Police found hidden weapons, drugs and an accounts book listing revenue from protection rackets and payments to affiliates.
The operation shed light on 16 robberies, some of them committed outside of Sicily; six protection rackets; and a number of plans to claim major industrial projects which police said they were not at liberty to talk about.
The sweep follows the arrest in April 2006 of Cosa Nostra boss of bosses Bernardo Provenzano and last month's arrest of Provenzano's presumed heir Salvatore Lo Piccolo.
Provenzano, 74, was nabbed on a sheep farm near Corleone after 42 years in hiding.
Lo Piccolo, 65, was caught in the countryside near Palermo after 24 years on the run.
Five of Lo Piccolo's top men have been caught since his November 5 arrest.
''We're taking the clans apart, piece by piece,'' said Interior Minister Giuliano Amato, claiming that a new alliance between the State and Sicilian society was shaking off Mob influence.
He said a beefed-up presence of the State in Sicily ''is changing the climate and eradicating the Mafia''.
''This alliance is producing very concrete results.
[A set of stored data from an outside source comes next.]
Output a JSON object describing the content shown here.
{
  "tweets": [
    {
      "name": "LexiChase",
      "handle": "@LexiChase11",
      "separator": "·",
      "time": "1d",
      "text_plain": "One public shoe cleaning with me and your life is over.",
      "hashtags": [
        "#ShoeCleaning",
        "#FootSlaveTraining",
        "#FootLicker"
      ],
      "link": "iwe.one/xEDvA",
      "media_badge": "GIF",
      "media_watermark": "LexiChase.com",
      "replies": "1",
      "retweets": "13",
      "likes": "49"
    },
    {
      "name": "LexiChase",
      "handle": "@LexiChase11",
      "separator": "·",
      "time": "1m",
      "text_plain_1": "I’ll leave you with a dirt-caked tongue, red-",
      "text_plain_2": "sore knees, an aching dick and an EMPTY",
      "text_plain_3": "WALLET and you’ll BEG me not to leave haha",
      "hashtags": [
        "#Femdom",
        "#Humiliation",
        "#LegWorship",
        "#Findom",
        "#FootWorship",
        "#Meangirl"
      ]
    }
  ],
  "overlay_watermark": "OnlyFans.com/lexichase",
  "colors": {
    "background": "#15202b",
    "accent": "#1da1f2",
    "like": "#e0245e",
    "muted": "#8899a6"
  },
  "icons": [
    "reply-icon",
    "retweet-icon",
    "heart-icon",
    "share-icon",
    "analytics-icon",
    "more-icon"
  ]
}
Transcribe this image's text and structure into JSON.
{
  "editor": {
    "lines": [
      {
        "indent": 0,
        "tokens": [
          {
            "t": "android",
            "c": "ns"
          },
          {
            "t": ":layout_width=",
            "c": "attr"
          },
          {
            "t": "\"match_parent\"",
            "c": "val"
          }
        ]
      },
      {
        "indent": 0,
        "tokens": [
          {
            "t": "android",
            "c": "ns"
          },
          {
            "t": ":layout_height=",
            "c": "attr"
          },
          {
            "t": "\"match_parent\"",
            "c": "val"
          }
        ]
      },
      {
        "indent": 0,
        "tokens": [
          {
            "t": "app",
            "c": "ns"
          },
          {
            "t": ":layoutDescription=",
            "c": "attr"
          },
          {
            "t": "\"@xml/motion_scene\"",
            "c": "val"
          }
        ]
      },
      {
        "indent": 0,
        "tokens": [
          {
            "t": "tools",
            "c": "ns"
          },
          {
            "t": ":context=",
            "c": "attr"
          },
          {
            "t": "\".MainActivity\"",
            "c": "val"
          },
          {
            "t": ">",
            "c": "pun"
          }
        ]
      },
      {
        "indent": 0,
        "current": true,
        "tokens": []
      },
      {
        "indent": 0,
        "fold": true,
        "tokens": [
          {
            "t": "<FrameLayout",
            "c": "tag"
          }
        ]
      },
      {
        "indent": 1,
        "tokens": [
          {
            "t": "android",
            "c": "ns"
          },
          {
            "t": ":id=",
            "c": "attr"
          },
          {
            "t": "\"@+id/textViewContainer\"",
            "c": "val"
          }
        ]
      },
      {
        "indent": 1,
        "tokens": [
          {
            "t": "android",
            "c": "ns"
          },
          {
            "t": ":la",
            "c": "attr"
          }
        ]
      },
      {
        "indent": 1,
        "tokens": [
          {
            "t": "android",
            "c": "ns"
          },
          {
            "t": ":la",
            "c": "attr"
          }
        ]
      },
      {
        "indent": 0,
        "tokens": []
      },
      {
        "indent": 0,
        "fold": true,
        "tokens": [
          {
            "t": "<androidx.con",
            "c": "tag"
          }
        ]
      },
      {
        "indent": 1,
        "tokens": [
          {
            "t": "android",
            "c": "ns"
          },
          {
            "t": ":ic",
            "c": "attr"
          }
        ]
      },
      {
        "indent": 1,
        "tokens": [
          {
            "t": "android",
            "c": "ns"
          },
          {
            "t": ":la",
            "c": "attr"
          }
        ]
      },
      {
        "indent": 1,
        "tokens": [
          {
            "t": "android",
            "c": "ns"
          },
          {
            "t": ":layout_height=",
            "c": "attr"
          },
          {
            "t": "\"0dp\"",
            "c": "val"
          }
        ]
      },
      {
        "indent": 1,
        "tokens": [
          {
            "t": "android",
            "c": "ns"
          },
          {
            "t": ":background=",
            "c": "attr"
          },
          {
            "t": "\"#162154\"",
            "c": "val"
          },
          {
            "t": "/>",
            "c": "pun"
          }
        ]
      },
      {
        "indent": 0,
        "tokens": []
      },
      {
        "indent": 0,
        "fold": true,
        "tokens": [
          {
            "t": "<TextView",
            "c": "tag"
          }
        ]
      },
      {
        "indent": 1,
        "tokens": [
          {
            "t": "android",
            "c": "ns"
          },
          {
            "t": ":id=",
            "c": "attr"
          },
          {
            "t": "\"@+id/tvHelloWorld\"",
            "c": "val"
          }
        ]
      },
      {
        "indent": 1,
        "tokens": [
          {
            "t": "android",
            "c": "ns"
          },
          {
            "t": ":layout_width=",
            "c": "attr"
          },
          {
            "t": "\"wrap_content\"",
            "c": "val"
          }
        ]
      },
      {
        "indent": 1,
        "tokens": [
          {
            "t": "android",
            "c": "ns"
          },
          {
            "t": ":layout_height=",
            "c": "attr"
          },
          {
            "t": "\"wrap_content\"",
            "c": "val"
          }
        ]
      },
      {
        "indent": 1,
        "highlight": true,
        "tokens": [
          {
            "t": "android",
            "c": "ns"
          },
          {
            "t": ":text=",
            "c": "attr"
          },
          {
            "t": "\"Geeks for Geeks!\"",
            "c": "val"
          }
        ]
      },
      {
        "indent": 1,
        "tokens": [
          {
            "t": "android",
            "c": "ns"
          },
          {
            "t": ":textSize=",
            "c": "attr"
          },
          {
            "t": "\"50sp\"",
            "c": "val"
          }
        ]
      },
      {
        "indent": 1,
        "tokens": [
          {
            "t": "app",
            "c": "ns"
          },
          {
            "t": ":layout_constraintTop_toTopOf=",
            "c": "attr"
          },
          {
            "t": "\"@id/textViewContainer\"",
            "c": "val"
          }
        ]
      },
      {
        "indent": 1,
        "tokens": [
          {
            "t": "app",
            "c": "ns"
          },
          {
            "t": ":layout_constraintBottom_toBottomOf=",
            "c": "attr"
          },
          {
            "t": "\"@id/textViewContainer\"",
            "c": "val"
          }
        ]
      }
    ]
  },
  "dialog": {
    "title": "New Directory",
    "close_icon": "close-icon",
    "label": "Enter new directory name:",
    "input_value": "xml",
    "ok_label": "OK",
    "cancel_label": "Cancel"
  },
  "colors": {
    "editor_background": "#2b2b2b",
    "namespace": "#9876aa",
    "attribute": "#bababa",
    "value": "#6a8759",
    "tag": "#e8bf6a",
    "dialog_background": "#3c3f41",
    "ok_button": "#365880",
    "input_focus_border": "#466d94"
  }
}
Let the bosses have no illusions. We will get them, one by one''.
The head of a Palermo anti-racket association, Costantino Garraffa, said ''The war against the Mafia is a long war but today we can say that victory is closer''.
Garraffa, a centre-left Senator, called Tuesday's operation ''an extraordinary success''.
A member of the parliamentary Anti-Mafia Commission, Carlo Vizzini, said ''the action of investigators and police shows it is possible to beat the Mafia''.
Vizzini, who is also an envoy on transnational organised crime for the Organisation for Security and Cooperation in Europe, urged political parties to rid themselves of members with Mafia links.
Italy's powerful industrialists' federation Confindustria recently issued a similar plea, calling for the expulsion of members who pay protection money.
There have been dozens of arrests linked to the Santapaola clan since Nitto, 79, was caught in May 1993 after ten years on the run.
The superboss is accused of being part of the cupola (governing body) which ordered the most notorious Mafia crimes of recent years including the 1992 murders of anti-Mafia judges Giovanni Falcone and Paolo Borsellino and a summer 1993 wave of bombings.
The head of the cupola at the time was Provenzano's predecessor Salvatore (Toto') Riina, jailed since 1993.